Over There!

We at the United States Naval Academy Museum developed this exhibit to commemorate the 100th anniversary of the end of WWI.

Above you see the title graphics for the exhibit.

This is one of those exhibits that is “designed” mostly by the curator and developer.

My contribution was lots and lots of mount making and a few individual components, which I will cover below.

We had a case leftover from a previous exhibit, but it wasn’t deep enough to hold the big Red Vase that you see in the lower right. (We talked about the Red Vase so much that it began to be a proper noun.) So, I cut out a portion of the back panel and made a recess deep enough to hold the Red Vase. Of course, this meant that the sides of the case were no longer deep enough, so I scabbed on some extensions and veneered the outside.

I made a plinth for the Red Vase that conformed to the shape created by the recess and painted it so that it looks like it’s all one piece. The result:

I added the floating shelf and the brass rods for the small items to complete the piece.

 

We had this awesome scrapbook to display, but – of course – we can’t let people handle the artifacts. So, we decided to take a picture of each page and create an electronic scrapbook.

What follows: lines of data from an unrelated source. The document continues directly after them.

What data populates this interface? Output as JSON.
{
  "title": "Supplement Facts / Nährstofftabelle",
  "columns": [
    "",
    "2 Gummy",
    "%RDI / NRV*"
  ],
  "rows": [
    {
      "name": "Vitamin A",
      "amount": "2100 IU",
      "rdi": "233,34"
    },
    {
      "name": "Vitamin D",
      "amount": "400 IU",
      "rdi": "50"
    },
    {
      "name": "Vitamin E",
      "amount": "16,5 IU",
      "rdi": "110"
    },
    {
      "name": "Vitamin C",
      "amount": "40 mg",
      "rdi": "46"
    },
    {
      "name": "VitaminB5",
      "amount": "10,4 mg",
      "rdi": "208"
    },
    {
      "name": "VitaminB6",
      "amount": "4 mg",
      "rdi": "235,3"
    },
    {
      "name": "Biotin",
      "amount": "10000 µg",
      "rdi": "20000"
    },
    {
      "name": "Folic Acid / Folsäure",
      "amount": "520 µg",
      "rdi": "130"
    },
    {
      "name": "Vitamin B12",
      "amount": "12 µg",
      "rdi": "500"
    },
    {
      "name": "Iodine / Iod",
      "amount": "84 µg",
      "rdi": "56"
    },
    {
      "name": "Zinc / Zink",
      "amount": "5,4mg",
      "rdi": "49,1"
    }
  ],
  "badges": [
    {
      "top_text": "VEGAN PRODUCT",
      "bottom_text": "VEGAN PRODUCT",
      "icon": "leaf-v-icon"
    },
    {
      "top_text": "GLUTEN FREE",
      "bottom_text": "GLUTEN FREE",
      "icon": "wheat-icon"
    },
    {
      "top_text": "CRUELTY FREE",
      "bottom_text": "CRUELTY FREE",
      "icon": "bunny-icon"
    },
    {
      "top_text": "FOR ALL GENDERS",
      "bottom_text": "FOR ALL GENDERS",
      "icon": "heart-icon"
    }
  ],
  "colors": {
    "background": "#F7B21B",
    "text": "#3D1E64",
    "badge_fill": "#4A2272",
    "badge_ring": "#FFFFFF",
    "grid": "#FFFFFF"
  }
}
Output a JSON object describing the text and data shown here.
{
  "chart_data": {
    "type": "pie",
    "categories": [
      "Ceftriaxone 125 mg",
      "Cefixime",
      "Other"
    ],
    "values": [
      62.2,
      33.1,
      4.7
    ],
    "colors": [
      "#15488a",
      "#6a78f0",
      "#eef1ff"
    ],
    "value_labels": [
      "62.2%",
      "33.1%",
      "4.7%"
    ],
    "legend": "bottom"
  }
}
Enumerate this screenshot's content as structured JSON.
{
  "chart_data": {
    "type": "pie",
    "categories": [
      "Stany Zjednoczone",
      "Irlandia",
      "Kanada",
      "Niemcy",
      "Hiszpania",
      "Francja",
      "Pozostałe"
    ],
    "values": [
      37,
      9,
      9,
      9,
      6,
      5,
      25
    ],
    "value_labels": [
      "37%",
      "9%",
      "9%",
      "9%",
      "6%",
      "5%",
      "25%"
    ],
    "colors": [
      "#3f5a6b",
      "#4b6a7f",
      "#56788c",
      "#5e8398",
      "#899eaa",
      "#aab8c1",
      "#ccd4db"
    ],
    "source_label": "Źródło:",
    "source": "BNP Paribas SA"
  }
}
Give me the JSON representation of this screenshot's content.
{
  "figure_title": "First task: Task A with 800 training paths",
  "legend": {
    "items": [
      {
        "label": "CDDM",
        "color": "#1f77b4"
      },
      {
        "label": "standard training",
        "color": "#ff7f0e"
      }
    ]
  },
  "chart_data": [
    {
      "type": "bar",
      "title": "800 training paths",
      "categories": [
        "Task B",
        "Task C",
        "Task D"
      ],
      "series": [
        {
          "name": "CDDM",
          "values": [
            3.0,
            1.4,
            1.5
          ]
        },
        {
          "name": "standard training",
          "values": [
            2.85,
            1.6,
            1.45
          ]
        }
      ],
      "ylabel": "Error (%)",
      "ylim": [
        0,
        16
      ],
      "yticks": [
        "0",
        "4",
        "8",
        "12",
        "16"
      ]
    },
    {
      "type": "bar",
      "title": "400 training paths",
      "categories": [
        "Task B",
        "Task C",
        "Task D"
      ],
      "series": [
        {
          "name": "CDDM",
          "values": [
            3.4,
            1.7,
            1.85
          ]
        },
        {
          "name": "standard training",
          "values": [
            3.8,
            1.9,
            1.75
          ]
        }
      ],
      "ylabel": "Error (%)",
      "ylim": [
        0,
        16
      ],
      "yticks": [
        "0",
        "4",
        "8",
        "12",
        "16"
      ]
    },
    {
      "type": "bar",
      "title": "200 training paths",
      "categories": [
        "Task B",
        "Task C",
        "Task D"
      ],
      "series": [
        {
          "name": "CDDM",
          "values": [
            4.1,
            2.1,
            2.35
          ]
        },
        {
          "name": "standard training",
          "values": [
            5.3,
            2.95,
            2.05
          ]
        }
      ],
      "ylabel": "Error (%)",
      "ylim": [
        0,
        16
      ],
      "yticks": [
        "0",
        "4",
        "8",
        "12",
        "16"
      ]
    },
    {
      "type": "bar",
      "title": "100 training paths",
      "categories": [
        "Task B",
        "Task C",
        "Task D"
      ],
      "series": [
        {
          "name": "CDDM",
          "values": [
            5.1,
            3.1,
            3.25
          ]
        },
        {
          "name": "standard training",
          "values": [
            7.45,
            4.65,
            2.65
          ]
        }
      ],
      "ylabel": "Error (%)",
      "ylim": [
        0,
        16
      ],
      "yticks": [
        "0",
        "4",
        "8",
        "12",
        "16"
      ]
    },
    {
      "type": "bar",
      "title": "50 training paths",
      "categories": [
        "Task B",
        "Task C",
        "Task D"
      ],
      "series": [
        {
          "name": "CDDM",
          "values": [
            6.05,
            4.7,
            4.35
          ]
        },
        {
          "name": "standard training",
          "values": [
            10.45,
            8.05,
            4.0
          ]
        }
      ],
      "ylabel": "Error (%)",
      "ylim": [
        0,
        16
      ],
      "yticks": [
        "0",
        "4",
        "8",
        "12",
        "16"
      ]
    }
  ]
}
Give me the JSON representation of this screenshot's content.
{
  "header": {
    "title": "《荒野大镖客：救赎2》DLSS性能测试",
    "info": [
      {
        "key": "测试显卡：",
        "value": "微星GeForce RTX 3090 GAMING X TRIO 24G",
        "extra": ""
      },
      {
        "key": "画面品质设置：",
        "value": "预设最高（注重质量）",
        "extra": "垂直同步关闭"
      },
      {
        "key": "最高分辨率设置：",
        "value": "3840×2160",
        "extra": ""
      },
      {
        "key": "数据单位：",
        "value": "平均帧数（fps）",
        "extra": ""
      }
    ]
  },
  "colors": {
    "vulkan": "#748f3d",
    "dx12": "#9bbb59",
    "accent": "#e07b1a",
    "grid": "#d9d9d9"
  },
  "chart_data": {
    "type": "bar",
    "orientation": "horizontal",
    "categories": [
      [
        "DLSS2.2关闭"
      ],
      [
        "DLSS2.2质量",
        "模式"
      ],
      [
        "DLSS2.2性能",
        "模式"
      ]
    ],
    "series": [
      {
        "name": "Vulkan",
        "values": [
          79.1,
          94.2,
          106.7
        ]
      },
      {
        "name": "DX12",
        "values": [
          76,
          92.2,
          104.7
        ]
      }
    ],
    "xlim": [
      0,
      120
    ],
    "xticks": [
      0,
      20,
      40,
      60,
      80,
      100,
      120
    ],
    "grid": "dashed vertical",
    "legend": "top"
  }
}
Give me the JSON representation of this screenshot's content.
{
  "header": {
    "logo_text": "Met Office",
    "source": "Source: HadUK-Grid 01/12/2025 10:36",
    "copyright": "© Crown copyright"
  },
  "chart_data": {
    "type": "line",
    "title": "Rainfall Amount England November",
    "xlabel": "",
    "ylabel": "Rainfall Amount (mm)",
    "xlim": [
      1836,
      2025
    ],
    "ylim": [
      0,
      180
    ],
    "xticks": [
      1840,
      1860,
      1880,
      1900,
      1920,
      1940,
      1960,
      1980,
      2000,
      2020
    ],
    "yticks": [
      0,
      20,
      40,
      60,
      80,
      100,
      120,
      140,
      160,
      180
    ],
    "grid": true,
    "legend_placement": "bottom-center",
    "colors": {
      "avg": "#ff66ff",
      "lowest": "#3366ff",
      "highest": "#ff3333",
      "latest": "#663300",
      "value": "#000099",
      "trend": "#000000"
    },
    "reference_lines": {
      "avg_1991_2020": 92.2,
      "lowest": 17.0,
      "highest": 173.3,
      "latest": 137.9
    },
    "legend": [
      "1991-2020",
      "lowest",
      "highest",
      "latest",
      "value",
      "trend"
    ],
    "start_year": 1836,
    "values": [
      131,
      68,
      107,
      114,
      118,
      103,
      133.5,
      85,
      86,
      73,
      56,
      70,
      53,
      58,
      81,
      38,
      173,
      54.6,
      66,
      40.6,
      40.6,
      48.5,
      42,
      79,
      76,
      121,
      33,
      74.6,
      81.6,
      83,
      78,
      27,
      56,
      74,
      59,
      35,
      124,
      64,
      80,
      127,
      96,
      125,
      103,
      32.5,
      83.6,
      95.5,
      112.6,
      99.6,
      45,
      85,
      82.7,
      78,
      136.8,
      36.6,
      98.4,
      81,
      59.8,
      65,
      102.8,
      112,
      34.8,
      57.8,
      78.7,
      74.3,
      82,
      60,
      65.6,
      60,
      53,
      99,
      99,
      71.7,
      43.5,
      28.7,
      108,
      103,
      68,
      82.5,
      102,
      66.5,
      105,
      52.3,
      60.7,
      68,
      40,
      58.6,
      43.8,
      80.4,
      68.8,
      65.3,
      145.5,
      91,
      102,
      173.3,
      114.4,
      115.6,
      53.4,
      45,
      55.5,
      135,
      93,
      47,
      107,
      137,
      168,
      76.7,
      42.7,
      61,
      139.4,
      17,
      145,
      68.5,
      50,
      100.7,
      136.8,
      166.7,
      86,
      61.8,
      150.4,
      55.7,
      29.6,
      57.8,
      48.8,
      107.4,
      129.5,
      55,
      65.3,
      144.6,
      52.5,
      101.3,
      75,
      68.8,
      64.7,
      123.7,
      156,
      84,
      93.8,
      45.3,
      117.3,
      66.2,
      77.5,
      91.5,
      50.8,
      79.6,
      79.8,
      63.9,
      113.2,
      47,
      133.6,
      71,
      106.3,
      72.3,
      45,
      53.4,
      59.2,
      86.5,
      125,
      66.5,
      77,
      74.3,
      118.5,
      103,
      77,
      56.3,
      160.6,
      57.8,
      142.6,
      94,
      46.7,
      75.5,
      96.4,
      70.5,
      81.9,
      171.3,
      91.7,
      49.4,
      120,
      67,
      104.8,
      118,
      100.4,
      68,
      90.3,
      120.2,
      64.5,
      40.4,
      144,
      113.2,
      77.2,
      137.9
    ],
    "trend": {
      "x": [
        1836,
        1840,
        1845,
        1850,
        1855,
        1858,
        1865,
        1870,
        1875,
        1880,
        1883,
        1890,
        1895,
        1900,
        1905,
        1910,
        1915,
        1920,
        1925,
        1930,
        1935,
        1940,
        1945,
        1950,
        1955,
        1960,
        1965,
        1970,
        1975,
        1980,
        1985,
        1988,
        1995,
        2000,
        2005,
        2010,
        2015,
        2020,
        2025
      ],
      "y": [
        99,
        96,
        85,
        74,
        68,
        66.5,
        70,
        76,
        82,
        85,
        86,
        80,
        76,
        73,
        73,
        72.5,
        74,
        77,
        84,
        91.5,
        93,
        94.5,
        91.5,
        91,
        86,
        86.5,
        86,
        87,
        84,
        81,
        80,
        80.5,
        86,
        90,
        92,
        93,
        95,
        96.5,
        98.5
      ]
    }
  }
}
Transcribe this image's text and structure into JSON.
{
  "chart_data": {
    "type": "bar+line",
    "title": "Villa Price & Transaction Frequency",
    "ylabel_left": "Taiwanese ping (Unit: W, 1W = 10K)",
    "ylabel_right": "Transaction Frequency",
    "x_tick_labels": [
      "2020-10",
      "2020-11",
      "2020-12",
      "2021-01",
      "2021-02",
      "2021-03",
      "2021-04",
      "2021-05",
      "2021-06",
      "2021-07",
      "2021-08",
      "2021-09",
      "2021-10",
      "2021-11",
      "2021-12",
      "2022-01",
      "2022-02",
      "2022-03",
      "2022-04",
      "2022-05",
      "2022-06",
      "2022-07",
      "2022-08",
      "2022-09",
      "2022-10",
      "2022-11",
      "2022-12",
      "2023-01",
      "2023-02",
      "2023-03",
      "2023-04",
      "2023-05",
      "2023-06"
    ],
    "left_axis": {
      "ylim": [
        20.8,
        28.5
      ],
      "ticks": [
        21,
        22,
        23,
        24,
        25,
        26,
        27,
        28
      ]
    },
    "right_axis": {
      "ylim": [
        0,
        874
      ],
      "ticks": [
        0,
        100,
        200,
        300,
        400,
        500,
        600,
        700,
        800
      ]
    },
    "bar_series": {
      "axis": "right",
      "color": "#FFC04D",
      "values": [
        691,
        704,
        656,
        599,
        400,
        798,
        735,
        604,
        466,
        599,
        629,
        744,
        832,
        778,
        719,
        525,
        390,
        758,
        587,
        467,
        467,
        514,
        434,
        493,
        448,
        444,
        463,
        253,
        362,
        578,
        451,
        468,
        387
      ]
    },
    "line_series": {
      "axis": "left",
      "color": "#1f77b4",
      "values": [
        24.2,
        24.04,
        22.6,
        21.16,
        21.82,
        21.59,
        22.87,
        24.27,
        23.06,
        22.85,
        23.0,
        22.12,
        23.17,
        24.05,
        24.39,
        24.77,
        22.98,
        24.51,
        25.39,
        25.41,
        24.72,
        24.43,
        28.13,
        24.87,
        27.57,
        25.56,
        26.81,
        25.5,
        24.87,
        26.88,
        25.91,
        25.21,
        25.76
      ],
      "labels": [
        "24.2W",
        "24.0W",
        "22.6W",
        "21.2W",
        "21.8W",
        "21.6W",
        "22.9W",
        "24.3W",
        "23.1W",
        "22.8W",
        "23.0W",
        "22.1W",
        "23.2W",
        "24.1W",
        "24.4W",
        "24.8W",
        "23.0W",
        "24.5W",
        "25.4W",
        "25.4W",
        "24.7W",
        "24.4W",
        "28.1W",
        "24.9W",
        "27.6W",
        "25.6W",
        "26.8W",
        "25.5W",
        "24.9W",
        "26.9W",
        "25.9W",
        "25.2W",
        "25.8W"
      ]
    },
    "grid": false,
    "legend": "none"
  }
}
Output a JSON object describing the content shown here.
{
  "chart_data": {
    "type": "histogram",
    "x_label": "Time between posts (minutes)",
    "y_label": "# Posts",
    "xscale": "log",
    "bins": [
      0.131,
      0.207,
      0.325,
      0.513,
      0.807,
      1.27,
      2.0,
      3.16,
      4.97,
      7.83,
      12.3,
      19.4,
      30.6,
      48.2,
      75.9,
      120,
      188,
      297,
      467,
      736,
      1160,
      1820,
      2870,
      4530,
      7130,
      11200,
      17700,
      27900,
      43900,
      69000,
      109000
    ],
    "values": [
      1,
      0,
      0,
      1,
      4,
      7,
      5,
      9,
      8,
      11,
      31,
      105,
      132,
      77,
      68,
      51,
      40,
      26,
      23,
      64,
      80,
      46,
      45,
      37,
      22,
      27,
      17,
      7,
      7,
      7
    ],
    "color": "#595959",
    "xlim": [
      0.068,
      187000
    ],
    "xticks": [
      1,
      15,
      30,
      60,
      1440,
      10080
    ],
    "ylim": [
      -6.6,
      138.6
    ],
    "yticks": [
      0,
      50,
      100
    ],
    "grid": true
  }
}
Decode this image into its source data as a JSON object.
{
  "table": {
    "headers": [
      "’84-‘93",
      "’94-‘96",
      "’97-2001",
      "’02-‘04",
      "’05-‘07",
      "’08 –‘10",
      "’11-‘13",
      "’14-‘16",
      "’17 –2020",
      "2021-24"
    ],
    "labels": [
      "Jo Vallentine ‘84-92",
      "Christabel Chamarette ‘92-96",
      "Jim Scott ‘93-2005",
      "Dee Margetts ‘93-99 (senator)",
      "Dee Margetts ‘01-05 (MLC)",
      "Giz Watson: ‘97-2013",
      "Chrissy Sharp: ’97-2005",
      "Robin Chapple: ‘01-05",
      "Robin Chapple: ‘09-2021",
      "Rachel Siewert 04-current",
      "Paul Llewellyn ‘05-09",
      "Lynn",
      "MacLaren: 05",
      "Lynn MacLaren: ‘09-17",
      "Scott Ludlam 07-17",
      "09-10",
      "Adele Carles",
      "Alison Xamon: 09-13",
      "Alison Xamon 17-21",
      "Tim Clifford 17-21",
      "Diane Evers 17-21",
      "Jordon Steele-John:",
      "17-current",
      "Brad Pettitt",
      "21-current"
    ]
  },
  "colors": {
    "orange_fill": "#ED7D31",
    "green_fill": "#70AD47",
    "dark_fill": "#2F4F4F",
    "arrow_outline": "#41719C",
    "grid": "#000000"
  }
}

As above, I built the cabinet mostly from scrap. We had two displays leftover from the “Ability, Not Gender” exhibit. Time for a little math:

 

 

I added the case for the monitor and veneered it to match the case for the Red Vase. I loaded the images onto a BrightSign player and programmed it (via BrightAuthor) to scroll with the buttons.

 

 

We had two coins that we wanted to display so that the guests could see both sides, so I made a little gadget to spin them around. Since we have a lot of paper documents on display, the gallery is dimly lit. Because the coins are so dark, it is difficult to see the details. I decided to add photos and have the appropriate image light up with the corresponding position of the coin.

 

 

Below is an image of the mechanism. In the blue circle, you can see a magnet that is attached to the axle of the coin mount. Inside the red circle is the magnetic reed switch that lights the LEDs on the front of the panel. The set screw visible in the red circle allows the reed switch to be adjusted so that the light will come on at just the right moment in the spin.